At first, a dataset directory should have the following structure:

```text
dataset directory tree structure:
dataset_dir
  |-- train
  |    |--- evts
  |-- val
  |    |--- evts
  |-- test
  |    |--- evts
```

where each `evts` folder contains a collection of ProtoDUNE events stored as raw
digits (numpy array format).

It is possible to generate the correspondent dataset to train an USCG or a GCNN
network with the command:

```bash
dunedn preprocess <configcard.yaml> --dir_name <dataset directory>
```

This will modify the dataset directory tree in the following way:

```txt
dataset directory tree structure:
dataset_dir
  |-- train
  |    |--- evts
  |    |-- planes (preprocess product)
  |    |-- crops (preprocess product)
  |-- val
  |    |--- evts
  |    |--- planes (preprocess product)
  |-- test
  |    |--- evts
  |    |--- planes (preprocess product)
```

### Training a model

After specifying parameters inside a configuration card, leverage DUNEdn to train
the correspondent model with:

```bash
dunedn train <configcard.yaml>
```

The output directory is set by default to `output`. Optionally, the
`DUNEDN_OUTPUT_PATH` environment variable could be set to override this choice.

### Inference

```bash
dunedn inference -i <input.npy> -o <output.npy> -m <modeltype> [--model_path <checkpoint.pth>]
```

DUNEdn inference takes the `input.npy` array and forwards it to the desired model
`modeltype`. The output array is saved to `output.npy`.

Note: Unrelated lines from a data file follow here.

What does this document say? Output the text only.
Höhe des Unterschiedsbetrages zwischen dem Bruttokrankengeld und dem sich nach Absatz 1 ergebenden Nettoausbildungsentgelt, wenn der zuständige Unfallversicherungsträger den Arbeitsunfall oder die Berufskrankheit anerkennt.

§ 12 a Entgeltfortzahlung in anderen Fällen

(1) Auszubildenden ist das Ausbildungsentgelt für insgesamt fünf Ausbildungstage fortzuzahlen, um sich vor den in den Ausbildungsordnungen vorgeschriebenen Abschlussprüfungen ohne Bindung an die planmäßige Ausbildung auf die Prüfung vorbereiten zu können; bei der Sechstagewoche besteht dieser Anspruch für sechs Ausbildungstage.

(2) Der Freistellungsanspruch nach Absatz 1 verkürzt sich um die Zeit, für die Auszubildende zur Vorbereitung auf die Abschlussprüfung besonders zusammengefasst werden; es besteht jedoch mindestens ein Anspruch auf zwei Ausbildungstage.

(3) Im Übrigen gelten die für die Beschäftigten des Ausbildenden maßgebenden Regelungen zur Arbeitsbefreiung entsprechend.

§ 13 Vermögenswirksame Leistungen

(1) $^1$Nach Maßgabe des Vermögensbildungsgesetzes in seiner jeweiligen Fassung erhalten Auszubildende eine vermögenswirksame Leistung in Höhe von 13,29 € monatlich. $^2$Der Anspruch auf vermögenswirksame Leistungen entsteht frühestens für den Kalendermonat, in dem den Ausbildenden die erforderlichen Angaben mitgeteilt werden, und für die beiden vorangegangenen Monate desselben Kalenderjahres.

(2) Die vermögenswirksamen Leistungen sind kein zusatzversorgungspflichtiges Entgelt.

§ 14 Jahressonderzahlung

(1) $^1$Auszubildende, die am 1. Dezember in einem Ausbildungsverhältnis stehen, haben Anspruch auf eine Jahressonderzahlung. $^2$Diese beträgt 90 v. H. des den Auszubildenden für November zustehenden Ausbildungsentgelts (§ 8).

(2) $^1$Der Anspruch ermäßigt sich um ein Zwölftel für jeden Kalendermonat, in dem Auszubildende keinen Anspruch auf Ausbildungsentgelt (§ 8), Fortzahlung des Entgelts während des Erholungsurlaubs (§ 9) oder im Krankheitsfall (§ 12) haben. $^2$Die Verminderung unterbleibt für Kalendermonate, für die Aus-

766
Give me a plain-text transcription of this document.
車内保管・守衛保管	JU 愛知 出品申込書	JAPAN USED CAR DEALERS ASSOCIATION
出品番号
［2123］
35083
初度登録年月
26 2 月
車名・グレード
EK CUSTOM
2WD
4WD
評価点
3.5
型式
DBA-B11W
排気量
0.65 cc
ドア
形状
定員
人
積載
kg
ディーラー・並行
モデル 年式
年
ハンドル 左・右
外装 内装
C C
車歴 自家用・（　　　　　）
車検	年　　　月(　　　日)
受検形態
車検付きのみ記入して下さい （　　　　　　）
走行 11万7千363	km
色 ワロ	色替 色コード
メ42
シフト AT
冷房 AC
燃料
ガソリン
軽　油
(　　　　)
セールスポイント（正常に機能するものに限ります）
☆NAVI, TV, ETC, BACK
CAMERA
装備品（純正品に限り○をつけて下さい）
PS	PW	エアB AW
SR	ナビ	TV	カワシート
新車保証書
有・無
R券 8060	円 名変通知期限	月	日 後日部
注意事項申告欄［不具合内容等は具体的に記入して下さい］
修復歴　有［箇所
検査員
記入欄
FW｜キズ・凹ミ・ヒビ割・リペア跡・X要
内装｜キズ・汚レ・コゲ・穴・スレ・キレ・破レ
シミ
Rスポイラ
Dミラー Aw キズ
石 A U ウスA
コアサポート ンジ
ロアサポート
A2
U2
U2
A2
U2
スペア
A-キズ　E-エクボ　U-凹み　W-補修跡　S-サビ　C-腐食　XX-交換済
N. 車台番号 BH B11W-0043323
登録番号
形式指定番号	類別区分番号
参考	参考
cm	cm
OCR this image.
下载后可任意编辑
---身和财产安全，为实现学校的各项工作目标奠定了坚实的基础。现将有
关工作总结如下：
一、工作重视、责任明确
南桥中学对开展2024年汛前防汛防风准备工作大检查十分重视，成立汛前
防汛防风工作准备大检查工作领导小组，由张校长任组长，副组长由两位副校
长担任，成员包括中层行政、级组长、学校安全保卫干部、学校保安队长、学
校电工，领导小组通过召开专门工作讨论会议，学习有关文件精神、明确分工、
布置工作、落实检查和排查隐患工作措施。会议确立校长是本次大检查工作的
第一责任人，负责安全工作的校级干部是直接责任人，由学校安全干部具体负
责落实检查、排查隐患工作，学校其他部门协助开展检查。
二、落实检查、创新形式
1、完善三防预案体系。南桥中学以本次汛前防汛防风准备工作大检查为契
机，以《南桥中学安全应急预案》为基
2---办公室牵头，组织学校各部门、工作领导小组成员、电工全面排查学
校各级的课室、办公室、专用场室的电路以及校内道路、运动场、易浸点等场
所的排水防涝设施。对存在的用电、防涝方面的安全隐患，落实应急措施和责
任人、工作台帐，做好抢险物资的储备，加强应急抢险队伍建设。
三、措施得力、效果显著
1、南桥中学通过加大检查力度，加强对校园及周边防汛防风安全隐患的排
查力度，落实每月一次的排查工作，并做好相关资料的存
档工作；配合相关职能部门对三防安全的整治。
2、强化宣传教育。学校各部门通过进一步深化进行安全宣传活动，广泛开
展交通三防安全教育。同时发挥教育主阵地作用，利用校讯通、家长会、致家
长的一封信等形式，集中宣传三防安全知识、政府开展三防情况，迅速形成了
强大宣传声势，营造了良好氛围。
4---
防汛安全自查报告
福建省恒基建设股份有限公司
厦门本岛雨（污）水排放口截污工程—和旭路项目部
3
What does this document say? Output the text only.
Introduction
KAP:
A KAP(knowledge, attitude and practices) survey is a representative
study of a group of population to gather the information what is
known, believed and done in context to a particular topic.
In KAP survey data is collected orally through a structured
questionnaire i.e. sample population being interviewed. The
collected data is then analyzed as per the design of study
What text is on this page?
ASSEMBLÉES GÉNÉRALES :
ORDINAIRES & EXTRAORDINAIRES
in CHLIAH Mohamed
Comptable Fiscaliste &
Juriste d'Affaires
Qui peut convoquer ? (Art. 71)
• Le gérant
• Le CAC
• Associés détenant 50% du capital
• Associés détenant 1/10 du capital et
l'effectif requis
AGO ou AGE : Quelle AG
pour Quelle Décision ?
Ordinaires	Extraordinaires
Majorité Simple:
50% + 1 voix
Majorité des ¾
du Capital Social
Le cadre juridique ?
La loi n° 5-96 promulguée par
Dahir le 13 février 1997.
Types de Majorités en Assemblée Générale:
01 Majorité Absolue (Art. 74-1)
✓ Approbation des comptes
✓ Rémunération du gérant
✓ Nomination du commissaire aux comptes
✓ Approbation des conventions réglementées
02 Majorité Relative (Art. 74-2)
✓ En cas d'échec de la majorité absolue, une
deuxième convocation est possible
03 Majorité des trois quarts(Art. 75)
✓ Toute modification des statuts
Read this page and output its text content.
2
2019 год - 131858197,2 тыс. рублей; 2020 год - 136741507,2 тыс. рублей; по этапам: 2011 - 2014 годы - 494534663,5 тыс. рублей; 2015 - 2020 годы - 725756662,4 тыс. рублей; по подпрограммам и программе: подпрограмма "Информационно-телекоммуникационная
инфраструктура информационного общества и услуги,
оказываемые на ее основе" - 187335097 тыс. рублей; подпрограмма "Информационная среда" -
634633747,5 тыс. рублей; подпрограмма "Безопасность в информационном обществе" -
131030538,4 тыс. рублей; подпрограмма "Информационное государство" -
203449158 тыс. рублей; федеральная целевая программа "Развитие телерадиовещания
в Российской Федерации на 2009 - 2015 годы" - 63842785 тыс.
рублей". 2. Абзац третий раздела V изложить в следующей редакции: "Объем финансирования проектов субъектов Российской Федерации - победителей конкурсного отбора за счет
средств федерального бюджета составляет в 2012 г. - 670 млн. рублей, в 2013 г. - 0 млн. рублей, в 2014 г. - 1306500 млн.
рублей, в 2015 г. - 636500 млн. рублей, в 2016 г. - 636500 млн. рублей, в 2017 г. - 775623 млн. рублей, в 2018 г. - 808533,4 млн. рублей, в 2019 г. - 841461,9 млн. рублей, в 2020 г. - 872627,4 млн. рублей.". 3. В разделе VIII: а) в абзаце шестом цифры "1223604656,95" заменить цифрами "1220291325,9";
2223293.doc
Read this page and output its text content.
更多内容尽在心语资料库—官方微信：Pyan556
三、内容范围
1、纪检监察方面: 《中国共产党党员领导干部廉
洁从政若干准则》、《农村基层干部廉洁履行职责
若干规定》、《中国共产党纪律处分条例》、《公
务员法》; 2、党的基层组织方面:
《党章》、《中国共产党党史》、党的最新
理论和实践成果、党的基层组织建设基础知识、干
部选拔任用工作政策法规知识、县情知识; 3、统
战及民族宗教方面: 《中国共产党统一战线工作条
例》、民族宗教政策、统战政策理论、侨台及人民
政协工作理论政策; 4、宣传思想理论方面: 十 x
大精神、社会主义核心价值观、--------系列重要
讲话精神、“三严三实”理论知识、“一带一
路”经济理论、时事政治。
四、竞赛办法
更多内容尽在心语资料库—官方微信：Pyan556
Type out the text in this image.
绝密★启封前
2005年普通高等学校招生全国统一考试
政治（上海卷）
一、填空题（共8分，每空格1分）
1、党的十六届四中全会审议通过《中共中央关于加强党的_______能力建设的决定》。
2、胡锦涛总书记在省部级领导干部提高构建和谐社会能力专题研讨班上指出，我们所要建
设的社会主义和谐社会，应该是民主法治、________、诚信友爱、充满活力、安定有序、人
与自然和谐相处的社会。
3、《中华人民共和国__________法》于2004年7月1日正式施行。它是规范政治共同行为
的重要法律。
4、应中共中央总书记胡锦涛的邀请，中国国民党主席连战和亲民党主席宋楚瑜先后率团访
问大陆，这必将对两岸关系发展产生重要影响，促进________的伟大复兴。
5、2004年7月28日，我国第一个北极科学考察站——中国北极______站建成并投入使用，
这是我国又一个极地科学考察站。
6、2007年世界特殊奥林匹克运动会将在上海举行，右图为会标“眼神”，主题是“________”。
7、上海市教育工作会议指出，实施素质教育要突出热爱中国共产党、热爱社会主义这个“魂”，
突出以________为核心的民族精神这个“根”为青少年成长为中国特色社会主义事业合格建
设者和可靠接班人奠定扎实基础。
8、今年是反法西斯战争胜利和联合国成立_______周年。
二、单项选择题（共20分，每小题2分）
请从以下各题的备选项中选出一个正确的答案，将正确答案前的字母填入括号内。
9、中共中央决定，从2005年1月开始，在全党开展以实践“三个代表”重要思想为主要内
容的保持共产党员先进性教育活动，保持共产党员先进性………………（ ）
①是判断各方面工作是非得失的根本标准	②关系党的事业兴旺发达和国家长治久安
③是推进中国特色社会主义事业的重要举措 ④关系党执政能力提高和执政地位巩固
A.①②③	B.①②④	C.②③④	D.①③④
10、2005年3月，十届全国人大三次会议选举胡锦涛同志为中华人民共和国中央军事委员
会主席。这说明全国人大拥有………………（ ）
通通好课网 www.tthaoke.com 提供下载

If a checkpoint directory path is given with the optional `--model_path` flag, a
saved model checkpoint could be loaded for inference.  
The checkpoint directory should have the following structure:

```text
model_path
    |-- collection
    |       |-- <ckpt directory name>_dn_collection.pth
    |-- induction
    |       |-- <ckpt directory name>_dn_induction.pth
```

On the other hand, if `--model_path` is not specified, an un-trained network is issued.

### Benchmark

The paper results can be reproduced through the
[compute_denoising_performance.py](benchmarks/compute_denoising_performance.py) benchmark.  
Please, see the script's docstring for further information.